Сначала я коротко расскажу о его женах.

Я, Люси.

Вильям – тогда еще магистрант – был помощником преподавателя биологии, когда я училась на втором курсе колледжа в пригороде Чикаго, так мы и познакомились. Он был – и есть, конечно, – на семь лет старше меня.

Я росла в беспросветной бедности. Это тоже часть истории, и мне хотелось бы ее пропустить, но я не могу. Я росла в крошечном домике посреди Иллинойса, мы переселились в крошечный домик, когда мне было одиннадцать, а до этого жили в гараже. Когда мы жили в гараже, у нас был маленький биотуалет, но он часто ломался, и отец приходил в ярость, был и уличный туалет в другой части поля; мать однажды рассказала мне историю, как одного человека убили, а его отрубленную голову спрятали в чьей-то выгребной яме. Я боялась просто до смерти, и стоило мне поднять крышку в нашем туалете, как мне сразу мерещились глазные яблоки, и, если поблизости никого не было, я часто ходила прямо в поле, хотя зимой это проблематично. Горшок у нас тоже был.
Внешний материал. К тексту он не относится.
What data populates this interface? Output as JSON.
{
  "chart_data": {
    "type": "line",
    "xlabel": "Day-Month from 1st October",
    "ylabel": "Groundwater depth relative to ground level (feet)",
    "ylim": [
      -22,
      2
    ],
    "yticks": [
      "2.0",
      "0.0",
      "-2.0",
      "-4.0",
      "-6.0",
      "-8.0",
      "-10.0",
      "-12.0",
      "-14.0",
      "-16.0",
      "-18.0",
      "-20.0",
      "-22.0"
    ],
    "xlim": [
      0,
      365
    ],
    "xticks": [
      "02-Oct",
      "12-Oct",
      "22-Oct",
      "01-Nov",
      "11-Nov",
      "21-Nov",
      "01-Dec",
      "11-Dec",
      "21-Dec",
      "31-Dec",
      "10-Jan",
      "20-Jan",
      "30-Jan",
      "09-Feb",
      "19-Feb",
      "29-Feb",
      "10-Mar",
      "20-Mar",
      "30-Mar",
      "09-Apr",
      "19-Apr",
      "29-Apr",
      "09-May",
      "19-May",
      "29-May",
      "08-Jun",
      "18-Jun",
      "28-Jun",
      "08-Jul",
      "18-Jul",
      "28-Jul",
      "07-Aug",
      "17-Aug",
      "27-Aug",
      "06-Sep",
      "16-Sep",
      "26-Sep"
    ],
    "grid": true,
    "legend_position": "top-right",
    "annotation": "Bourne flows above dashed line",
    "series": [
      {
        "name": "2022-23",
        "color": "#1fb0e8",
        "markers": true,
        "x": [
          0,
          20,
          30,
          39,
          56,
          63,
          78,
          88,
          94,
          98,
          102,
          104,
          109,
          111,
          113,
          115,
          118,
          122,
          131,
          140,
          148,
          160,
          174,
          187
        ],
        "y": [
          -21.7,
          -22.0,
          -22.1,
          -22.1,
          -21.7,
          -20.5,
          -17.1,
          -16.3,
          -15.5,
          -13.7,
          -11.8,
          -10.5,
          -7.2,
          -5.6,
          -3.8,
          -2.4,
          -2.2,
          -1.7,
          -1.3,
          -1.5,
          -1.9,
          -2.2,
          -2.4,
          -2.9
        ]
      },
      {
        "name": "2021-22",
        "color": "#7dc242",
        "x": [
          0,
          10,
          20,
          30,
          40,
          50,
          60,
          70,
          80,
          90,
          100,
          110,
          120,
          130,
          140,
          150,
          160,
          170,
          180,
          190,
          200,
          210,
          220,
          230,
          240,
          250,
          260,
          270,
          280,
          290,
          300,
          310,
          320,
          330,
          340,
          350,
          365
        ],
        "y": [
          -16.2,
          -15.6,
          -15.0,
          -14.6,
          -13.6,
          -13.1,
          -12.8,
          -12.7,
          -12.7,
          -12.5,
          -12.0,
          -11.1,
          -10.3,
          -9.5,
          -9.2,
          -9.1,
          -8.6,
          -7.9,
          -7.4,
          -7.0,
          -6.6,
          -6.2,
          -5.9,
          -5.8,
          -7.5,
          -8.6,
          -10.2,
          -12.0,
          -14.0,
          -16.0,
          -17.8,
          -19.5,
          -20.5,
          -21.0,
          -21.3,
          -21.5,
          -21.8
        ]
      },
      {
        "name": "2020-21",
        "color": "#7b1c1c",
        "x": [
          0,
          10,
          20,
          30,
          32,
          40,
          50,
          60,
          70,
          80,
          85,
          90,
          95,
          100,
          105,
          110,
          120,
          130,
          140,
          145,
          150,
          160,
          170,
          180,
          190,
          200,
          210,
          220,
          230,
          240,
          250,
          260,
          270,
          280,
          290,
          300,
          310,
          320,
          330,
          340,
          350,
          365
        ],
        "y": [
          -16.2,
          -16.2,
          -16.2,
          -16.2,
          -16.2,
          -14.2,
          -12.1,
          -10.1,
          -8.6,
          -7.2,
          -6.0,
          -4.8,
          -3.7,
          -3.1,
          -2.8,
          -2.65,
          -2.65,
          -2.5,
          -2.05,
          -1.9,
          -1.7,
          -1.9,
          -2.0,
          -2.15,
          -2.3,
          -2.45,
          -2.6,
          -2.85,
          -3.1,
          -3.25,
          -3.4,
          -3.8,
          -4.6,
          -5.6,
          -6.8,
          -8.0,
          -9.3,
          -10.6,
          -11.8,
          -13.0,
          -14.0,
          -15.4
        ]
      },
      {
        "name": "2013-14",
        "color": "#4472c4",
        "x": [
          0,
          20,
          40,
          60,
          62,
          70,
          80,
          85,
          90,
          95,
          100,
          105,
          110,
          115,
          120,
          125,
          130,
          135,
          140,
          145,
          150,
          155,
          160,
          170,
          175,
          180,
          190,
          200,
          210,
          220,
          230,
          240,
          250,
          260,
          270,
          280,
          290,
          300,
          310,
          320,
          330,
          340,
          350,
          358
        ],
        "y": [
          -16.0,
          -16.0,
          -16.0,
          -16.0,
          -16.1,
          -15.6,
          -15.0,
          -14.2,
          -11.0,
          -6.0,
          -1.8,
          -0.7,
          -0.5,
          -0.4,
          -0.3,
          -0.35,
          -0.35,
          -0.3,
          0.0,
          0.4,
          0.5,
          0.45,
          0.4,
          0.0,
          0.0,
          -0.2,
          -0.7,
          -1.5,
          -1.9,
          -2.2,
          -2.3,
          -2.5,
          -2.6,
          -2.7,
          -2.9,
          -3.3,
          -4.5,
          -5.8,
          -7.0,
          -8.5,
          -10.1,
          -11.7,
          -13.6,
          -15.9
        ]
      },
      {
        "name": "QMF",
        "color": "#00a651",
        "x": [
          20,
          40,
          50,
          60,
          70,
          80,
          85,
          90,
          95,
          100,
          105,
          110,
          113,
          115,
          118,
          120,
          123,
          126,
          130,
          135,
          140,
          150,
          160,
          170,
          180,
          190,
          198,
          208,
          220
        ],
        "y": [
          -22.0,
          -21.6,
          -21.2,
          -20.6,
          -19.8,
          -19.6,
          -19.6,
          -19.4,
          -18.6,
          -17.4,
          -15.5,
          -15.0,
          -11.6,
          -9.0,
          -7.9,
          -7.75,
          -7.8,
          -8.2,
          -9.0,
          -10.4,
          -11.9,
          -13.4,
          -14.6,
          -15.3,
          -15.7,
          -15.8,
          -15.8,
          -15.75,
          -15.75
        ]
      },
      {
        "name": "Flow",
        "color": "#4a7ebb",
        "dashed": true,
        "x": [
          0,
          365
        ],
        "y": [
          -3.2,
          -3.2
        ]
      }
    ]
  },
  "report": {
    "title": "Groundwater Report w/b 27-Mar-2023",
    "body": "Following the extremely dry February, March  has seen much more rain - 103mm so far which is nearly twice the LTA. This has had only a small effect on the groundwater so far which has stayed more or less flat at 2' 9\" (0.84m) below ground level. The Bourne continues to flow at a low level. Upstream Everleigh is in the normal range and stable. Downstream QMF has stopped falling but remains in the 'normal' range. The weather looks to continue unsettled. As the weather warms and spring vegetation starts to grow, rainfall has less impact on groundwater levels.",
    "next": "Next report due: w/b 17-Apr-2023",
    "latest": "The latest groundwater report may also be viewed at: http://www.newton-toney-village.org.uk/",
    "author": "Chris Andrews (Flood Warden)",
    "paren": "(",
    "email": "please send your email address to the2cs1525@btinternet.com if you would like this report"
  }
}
Наш домик стоял посреди акров и акров кукурузных и соевых полей. У меня есть старший брат и старшая сестра, и оба наших родителя тогда были живы. Но в гараже, а потом и в домике происходили очень плохие вещи. Я уже писала о некоторых вещах, происходивших в домике, и мне не хочется писать об этом снова. Но мы и правда были чудовищно бедны. Поэтому я скажу просто: в семнадцать лет я поступила на полную стипендию в колледж в пригороде Чикаго, в нашей семье потолком было окончить школу. В колледж меня отвезла школьный психолог, звали ее миссис Нэш; она заехала за мной в десять утра в субботу в конце августа.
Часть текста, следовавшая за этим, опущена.